To find the difference of the polynomials 4m, 5, 6m, 7, and 2n, we first need to clearly define what it means to find the difference of polynomials. In algebra, the difference of two polynomials is obtained by subtracting them. However, in this case, we want to find the combined difference of multiple terms.
Let’s break down the polynomials we have:
- 4m
- 5
- 6m
- 7
- 2n
To find the overall difference, we would typically want to group like terms together. This involves rewriting the expression to show how we’re combining these terms.
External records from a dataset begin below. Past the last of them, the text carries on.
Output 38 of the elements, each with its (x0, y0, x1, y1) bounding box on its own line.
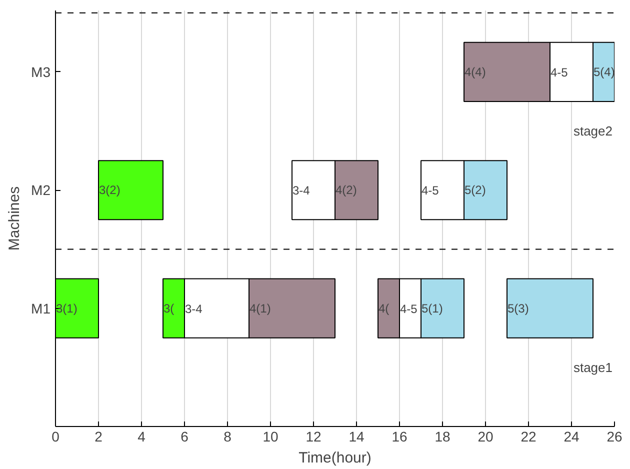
bar (506, 278, 594, 338)
annotation: 4(1) (250, 301, 271, 316)
x-tick-label: 6 (180, 428, 189, 444)
y-axis-title: Machines (6, 186, 24, 251)
annotation: 4-5 (422, 184, 440, 198)
annotation: 3-4 (185, 302, 203, 316)
x-tick-label: 0 (52, 428, 60, 444)
x-tick-label: 20 (478, 428, 494, 444)
x-tick-label: 24 (564, 428, 580, 444)
y-tick-label: M3 (31, 64, 51, 80)
annotation: 3-4 (292, 184, 310, 198)
annotation: 3( (164, 301, 174, 316)
annotation: 4-5 (400, 302, 418, 316)
y-tick-label: M2 (31, 182, 51, 198)
x-tick-label: 18 (434, 428, 450, 444)
annotation: 5(1) (422, 301, 443, 316)
annotation: 4-5 (550, 65, 568, 80)
x-tick-label: 22 (520, 428, 536, 444)
annotation: 3(1) (56, 301, 78, 316)
x-axis-title: Time(hour) (298, 450, 372, 466)
annotation: stage1 (573, 360, 613, 375)
x-tick-label: 14 (348, 428, 364, 444)
x-tick-label: 8 (224, 428, 232, 444)
x-tick-label: 16 (392, 428, 408, 444)
annotation: 4(2) (336, 183, 357, 198)
x-tick-label: 26 (606, 428, 622, 444)
x-tick-label: 10 (262, 428, 278, 444)
annotation: stage2 (573, 124, 613, 139)
x-tick-label: 12 (306, 428, 322, 444)
annotation: 4( (378, 301, 390, 316)
x-tick-label: 4 (138, 428, 146, 444)
bar (98, 160, 164, 220)
y-tick-label: M1 (31, 300, 51, 316)
annotation: 4(4) (464, 64, 486, 79)
annotation: 5(2) (464, 183, 486, 198)
annotation: 3(2) (99, 183, 120, 198)
annotation: 5(3) (508, 301, 529, 316)
x-tick-label: 2 (94, 428, 103, 444)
Here, we separate the terms with ‘m’, constant terms, and the ‘n’ term:
- Like terms in variable m: 4m and 6m
- Constant terms: 5 and 7
- Term with variable n: 2n
A step-by-step approach to find the difference of the given expression could be:
- Group the like terms for each variable:
- Combine the ‘m’ terms:
- 4m – 6m = -2m
- Combine the constant terms:
- 5 – 7 = -2
- Include the term with ‘n’:
- -2n (remains unchanged)
Putting all this together, the final expression for the difference of the polynomials 4m, 5, 6m, 7, and 2n is:
Final result:
-2m – 2 + 2n
This simplified form gives you the overall difference while maintaining clarity and grouping like terms accurately. Thus, we’ve effectively calculated the difference while adhering to algebraic principles.